Welcome to the Free Online Scholarship Newsletter
     May 7, 2001

The Semantic Web

Tim Berners-Lee created HTML and the World-Wide Web.  Now he's the director of the World Wide Web Consortium.  With some colleagues, Berners-Lee is proposing innovations which would make web content more intelligible to machines, which will help machines help us search and share it.  This is a significant step ratcheting up the usefulness of the entire online network of scholarly information. 

He calls it the "semantic web" and describes its implications for online scholarship in an April 12 contribution to FOS debate hosted by _Nature_.  He has a longer exposition of the semantic web in the May 1 issue of _Scientific American_.

The semantic web will add structure to existing web content and bring automated reasoning tools to bear on that new structure.  Here's a peek at the details.  XML (eXtensible Mark-up Language) allows authors to create custom tags to reflect the unique structure and content of their documents.  RDF (Resource Description Framework) allows subject-verb-object assertions to be coded as XML tags.  The terms in these assertions will not merely be typed strings of letters, but links to identifying information and definitions.  A code called a URI (Universal Resource Identifier) will point to these definitions.  The familiar URL is one type of URI. 

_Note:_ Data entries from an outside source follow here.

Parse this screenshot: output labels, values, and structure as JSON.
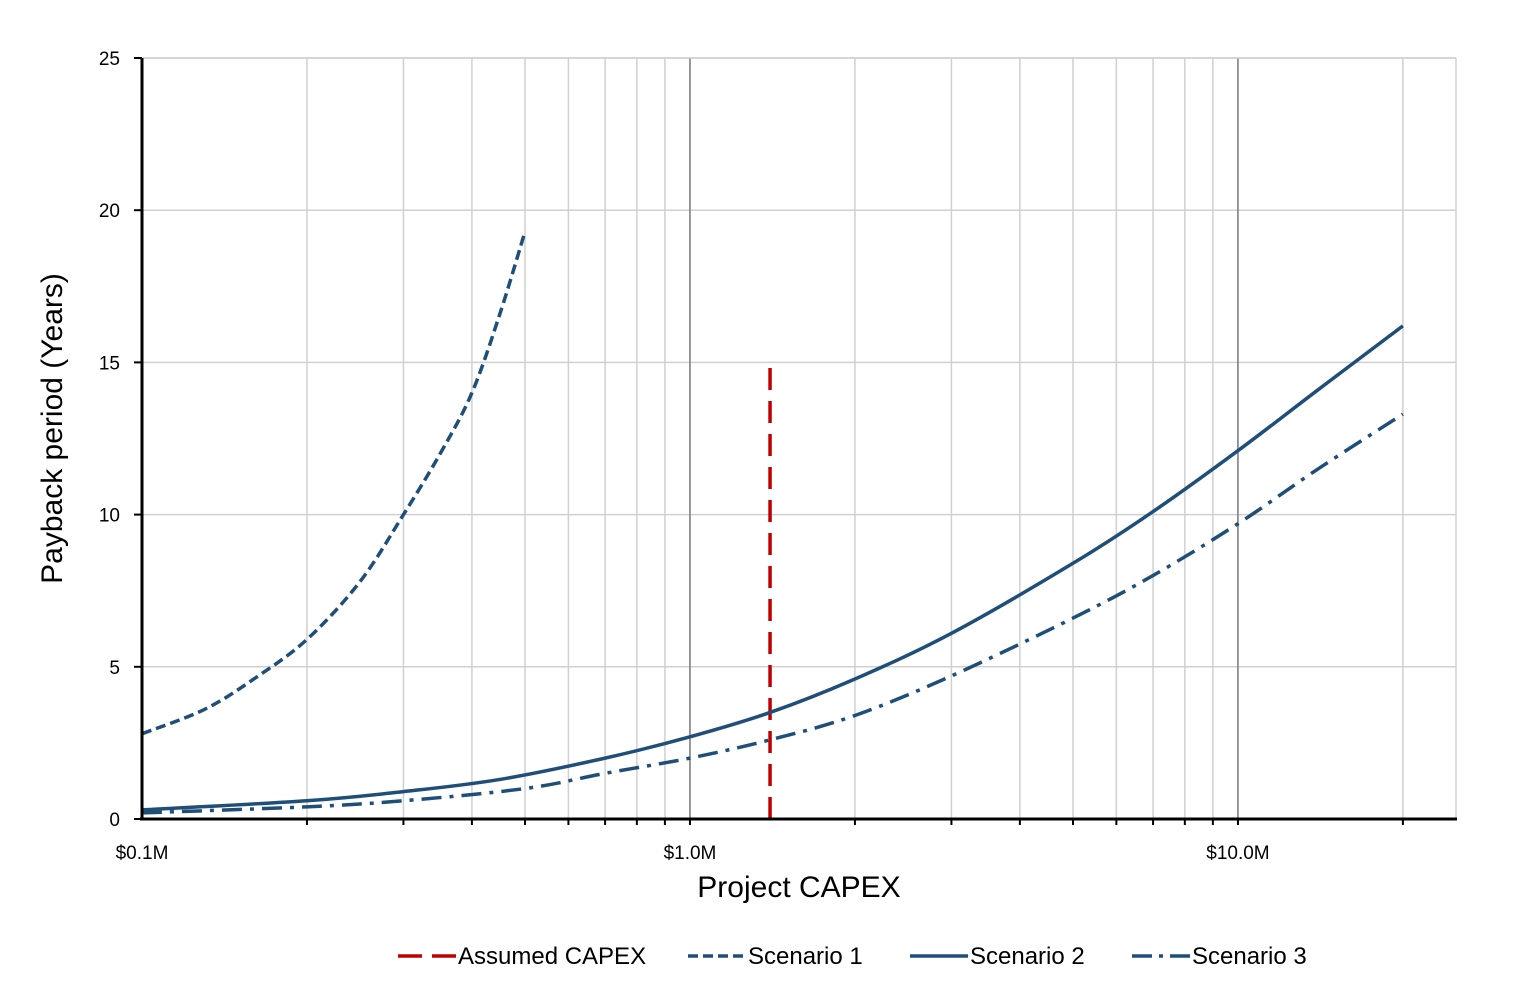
{
  "chart_data": {
    "type": "line",
    "title": "",
    "xlabel": "Project CAPEX",
    "ylabel": "Payback period (Years)",
    "x_scale": "log",
    "xlim": [
      0.1,
      25
    ],
    "ylim": [
      0,
      25
    ],
    "x_ticks": [
      {
        "value": 0.1,
        "label": "$0.1M"
      },
      {
        "value": 1.0,
        "label": "$1.0M"
      },
      {
        "value": 10.0,
        "label": "$10.0M"
      }
    ],
    "y_ticks": [
      {
        "value": 0,
        "label": "0"
      },
      {
        "value": 5,
        "label": "5"
      },
      {
        "value": 10,
        "label": "10"
      },
      {
        "value": 15,
        "label": "15"
      },
      {
        "value": 20,
        "label": "20"
      },
      {
        "value": 25,
        "label": "25"
      }
    ],
    "grid": true,
    "legend_position": "bottom",
    "series": [
      {
        "name": "Assumed CAPEX",
        "color": "#C00000",
        "style": "long-dash",
        "x": [
          1.4,
          1.4
        ],
        "y": [
          0,
          15
        ]
      },
      {
        "name": "Scenario 1",
        "color": "#1F4E79",
        "style": "dash",
        "x": [
          0.1,
          0.13,
          0.16,
          0.2,
          0.25,
          0.3,
          0.35,
          0.4,
          0.45,
          0.5
        ],
        "y": [
          2.8,
          3.6,
          4.6,
          5.9,
          7.8,
          10.0,
          12.0,
          14.0,
          16.6,
          19.3
        ]
      },
      {
        "name": "Scenario 2",
        "color": "#1F4E79",
        "style": "solid",
        "x": [
          0.1,
          0.2,
          0.3,
          0.45,
          0.7,
          1.0,
          1.4,
          2.0,
          3.0,
          5.0,
          7.0,
          10.0,
          14.0,
          20.0
        ],
        "y": [
          0.3,
          0.6,
          0.9,
          1.3,
          2.0,
          2.7,
          3.5,
          4.6,
          6.1,
          8.4,
          10.1,
          12.1,
          14.1,
          16.2
        ]
      },
      {
        "name": "Scenario 3",
        "color": "#1F4E79",
        "style": "dash-dot",
        "x": [
          0.1,
          0.2,
          0.3,
          0.5,
          0.7,
          1.0,
          1.4,
          2.0,
          3.0,
          5.0,
          7.0,
          10.0,
          14.0,
          20.0
        ],
        "y": [
          0.2,
          0.4,
          0.6,
          1.0,
          1.5,
          2.0,
          2.6,
          3.4,
          4.7,
          6.6,
          8.0,
          9.7,
          11.5,
          13.3
        ]
      }
    ]
  }
}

These components of the semantic web (XML, RDF, and URI) already exist.  Some others have yet to be created.  Let's say that an "ontology" is a web file containing assertions about sets and their subsets, members, and properties.  Since concepts determine sets (a concept can be defined extensionally as the set of its instances), think of ontologies as formal definitions of concepts.  URI's will point to ontologies or parts of ontologies, so that the properties of a given concept, and its relation to other concepts, can be ascertained from a central and authoritative source.  Ontologies will also contain rules of inference suited to the concepts they define.  Together these will allow automated reasoning tools to draw inferences about the concepts tagged in a semantic web page.  This will enable intelligent software agents to answer user questions directly and provide "proofs" of the answers (web pages certifying the steps in the inference) on request.

The semantic web is not semantic because machines will have mental states or understand the meanings of words.  It is semantic because we will be able to delegate to machines much of the reasoning we do by virtue of understanding words, even if the machines will still do this reasoning syntactically.  The semantic web will behave as if it understood words, for example, forging connections where different disciplines use common concepts but not common terms, and supporting search engines which eliminate false positives and overlook differences of terminology to find an identity of underlying concepts. 

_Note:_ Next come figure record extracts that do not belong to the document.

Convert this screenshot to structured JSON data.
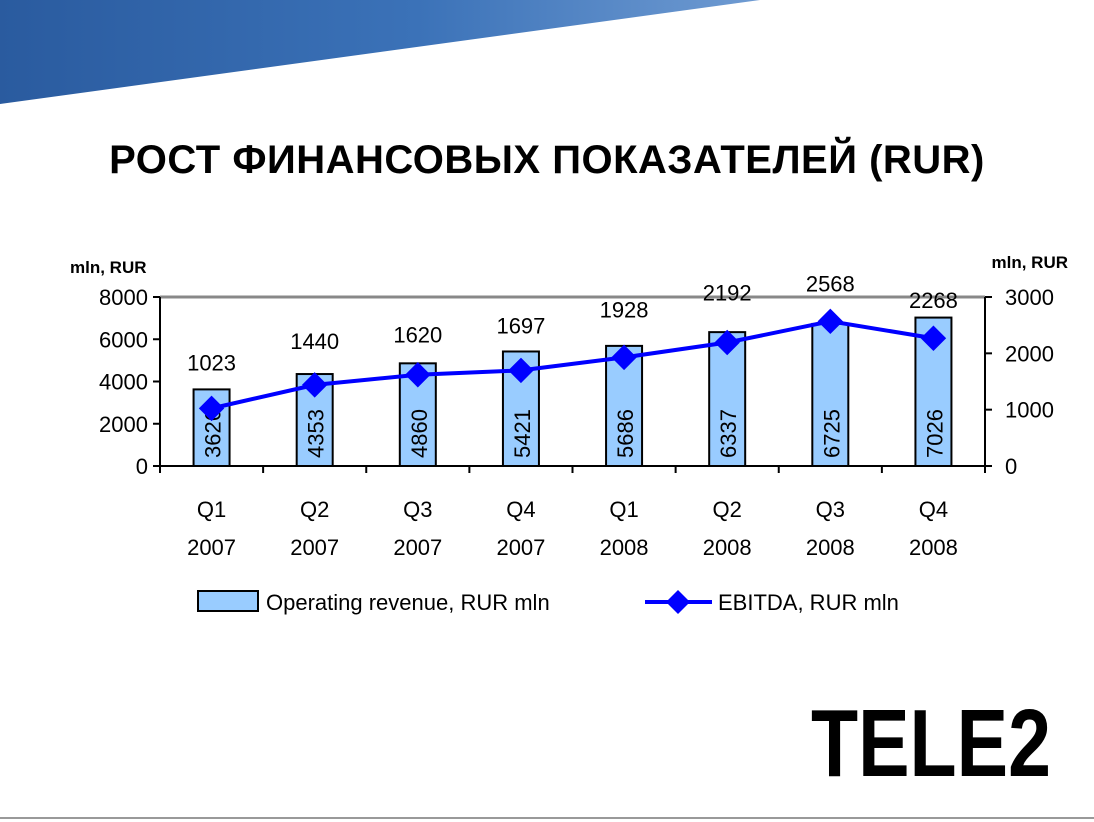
{
  "slide": {
    "title": "РОСТ ФИНАНСОВЫХ ПОКАЗАТЕЛЕЙ (RUR)",
    "logo_text": "TELE2",
    "banner_color": "#2f62a6"
  },
  "chart_data": {
    "type": "bar",
    "title": "",
    "categories": [
      "Q1 2007",
      "Q2 2007",
      "Q3 2007",
      "Q4 2007",
      "Q1 2008",
      "Q2 2008",
      "Q3 2008",
      "Q4 2008"
    ],
    "category_lines": [
      [
        "Q1",
        "2007"
      ],
      [
        "Q2",
        "2007"
      ],
      [
        "Q3",
        "2007"
      ],
      [
        "Q4",
        "2007"
      ],
      [
        "Q1",
        "2008"
      ],
      [
        "Q2",
        "2008"
      ],
      [
        "Q3",
        "2008"
      ],
      [
        "Q4",
        "2008"
      ]
    ],
    "left_axis": {
      "label": "mln, RUR",
      "ylim": [
        0,
        8000
      ],
      "ticks": [
        0,
        2000,
        4000,
        6000,
        8000
      ]
    },
    "right_axis": {
      "label": "mln, RUR",
      "ylim": [
        0,
        3000
      ],
      "ticks": [
        0,
        1000,
        2000,
        3000
      ]
    },
    "series": [
      {
        "name": "Operating revenue, RUR mln",
        "kind": "bar",
        "axis": "left",
        "color": "#99ccff",
        "values": [
          3626,
          4353,
          4860,
          5421,
          5686,
          6337,
          6725,
          7026
        ],
        "labels": [
          "3626",
          "4353",
          "4860",
          "5421",
          "5686",
          "6337",
          "6725",
          "7026"
        ]
      },
      {
        "name": "EBITDA, RUR mln",
        "kind": "line",
        "axis": "right",
        "color": "#0000ff",
        "marker": "diamond",
        "values": [
          1023,
          1440,
          1620,
          1697,
          1928,
          2192,
          2568,
          2268
        ],
        "labels": [
          "1023",
          "1440",
          "1620",
          "1697",
          "1928",
          "2192",
          "2568",
          "2268"
        ]
      }
    ],
    "legend_position": "bottom",
    "grid": false
  }
}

Readers interested in more detail and some clarifying examples, should read the longer exposition in _Scientific Ameican_.

Berners-Lee and Hendler, Scientific Publishing on the 'Semantic Web'
From the FOS debate in _Nature_

Berners-Lee, Hendler, and Lassila, The Semantic Web
From _Scientific American_

W3C page on the semantic web


Streams from neighboring fields

I won't routinely cover free online news, fiction, and popular magazines.  Their struggles have very few implications for online scholarship.  One reason is that scholarly writers are not paid for their journal articles. Hence they can move to a free dissemination model without any sacrifices they don't already make. 

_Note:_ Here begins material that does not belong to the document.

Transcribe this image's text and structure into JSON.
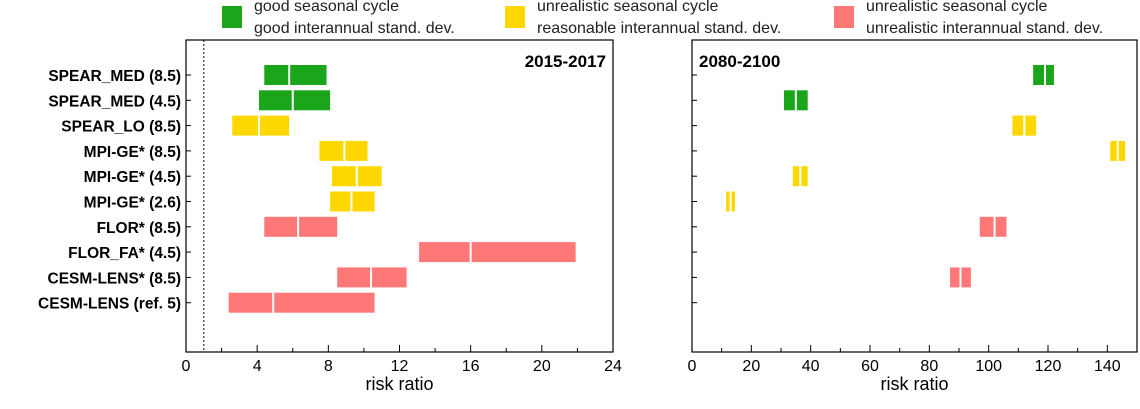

But here are some recent events in the worlds of news and fiction which might have implications for FOS.

1.  Amazon has new service called the honor system.  One use for it is to support online publications that can't survive on ad revenue and can't persuade enough readers to pay subscription fees.  The online publication puts an Amazon honor system icon on its page.  Users with means and good will click on it, go to an Amazon page describing the service, enter the amount of their donation, and click to transfer funds from their credit cards to the publication.  Amazon has 29 million customers with credit card information stored in its computers.  Most of these millions are serious readers.  If a periodical wants free-will donations from any of them, Amazon's honor system makes it easy for the periodical and for its readers.  To process a donation, Amazon charges 15 cents plus 15% of each donation.

For example, Content Exchange is an online marketplace where content creators and content publishers can meet and make deals.  It used to publish a free newsletter supported by advertising.  Pinched by falling ad revenues, it turned to the public radio model and solicited pledges, but failed to raise enough money.  Now it uses Amazon's honor system. 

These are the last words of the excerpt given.